Conservative states have rallied against the movement, drafting pre-emption bills to prevent cities from passing their own ordinances. Georgia, Arkansas, Iowa, Michigan, and Tennessee have such laws on the books. But voters seem to generally approve of protections for low-wage workers: In November, deep-red Arizona voted by referendum to mandate paid sick days, in a rebuke to the Legislature's broad anti-worker pre-emption bill.

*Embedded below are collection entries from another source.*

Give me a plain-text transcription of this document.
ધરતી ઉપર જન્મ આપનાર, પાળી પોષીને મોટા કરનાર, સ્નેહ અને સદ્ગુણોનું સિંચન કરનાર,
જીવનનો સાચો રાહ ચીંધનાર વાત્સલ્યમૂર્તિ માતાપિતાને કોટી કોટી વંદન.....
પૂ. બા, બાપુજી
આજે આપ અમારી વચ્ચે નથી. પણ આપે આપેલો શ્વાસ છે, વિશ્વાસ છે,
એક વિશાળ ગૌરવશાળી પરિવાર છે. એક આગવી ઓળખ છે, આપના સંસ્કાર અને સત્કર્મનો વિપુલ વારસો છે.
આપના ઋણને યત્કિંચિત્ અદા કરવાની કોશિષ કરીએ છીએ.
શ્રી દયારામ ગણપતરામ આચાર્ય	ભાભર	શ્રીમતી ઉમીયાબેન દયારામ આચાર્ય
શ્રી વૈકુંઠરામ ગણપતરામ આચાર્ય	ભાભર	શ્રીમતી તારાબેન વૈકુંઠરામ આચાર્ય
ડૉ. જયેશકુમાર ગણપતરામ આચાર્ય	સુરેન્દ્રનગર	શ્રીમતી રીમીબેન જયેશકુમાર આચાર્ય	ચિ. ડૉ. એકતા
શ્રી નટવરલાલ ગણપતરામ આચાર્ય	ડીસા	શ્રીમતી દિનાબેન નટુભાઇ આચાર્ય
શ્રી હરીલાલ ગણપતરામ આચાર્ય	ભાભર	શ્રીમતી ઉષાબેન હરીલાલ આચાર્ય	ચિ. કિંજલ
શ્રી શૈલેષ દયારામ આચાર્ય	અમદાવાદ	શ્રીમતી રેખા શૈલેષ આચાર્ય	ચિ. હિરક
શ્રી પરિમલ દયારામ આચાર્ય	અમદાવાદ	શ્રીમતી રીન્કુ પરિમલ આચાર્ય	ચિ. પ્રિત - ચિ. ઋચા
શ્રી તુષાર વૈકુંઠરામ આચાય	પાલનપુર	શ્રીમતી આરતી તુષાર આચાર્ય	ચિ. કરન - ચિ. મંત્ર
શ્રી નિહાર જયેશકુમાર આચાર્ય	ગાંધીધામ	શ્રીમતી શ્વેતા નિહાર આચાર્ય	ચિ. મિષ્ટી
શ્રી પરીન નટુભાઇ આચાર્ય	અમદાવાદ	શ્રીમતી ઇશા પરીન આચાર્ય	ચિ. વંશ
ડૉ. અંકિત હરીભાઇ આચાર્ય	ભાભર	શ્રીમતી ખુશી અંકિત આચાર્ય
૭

The bigger pictures is that scheduling laws are the latest addition to a slate of state-level progressive policies, inspired by city-level reforms, to help the largely ignored 25 million Americans who work in retail and food service. Those include:
  • Paid sick leave laws
  • Bans on noncompete agreements (yes, even Jimmy John’s and Amazon warehouses have forced workers to relinquish their value on the labor market)
  • Minimum-wage hikes
It’s adding up to something like a platform. Want to be the party of workers? Go to where the jobs are.
In that sense, it could be a particularly salient counterpoint to Donald Trump’s inane quest to resuscitate the tiny, tiny coal-mining industry, with its immoral effects on both workers and the environment. Retail work is flagging in some sectors but remains an enormous section of the labor force (16 million workers), and warehouse employment is skyrocketing to keep pace with e-commerce demand. Restaurants have created more jobs since January than health care, construction, or manufacturing.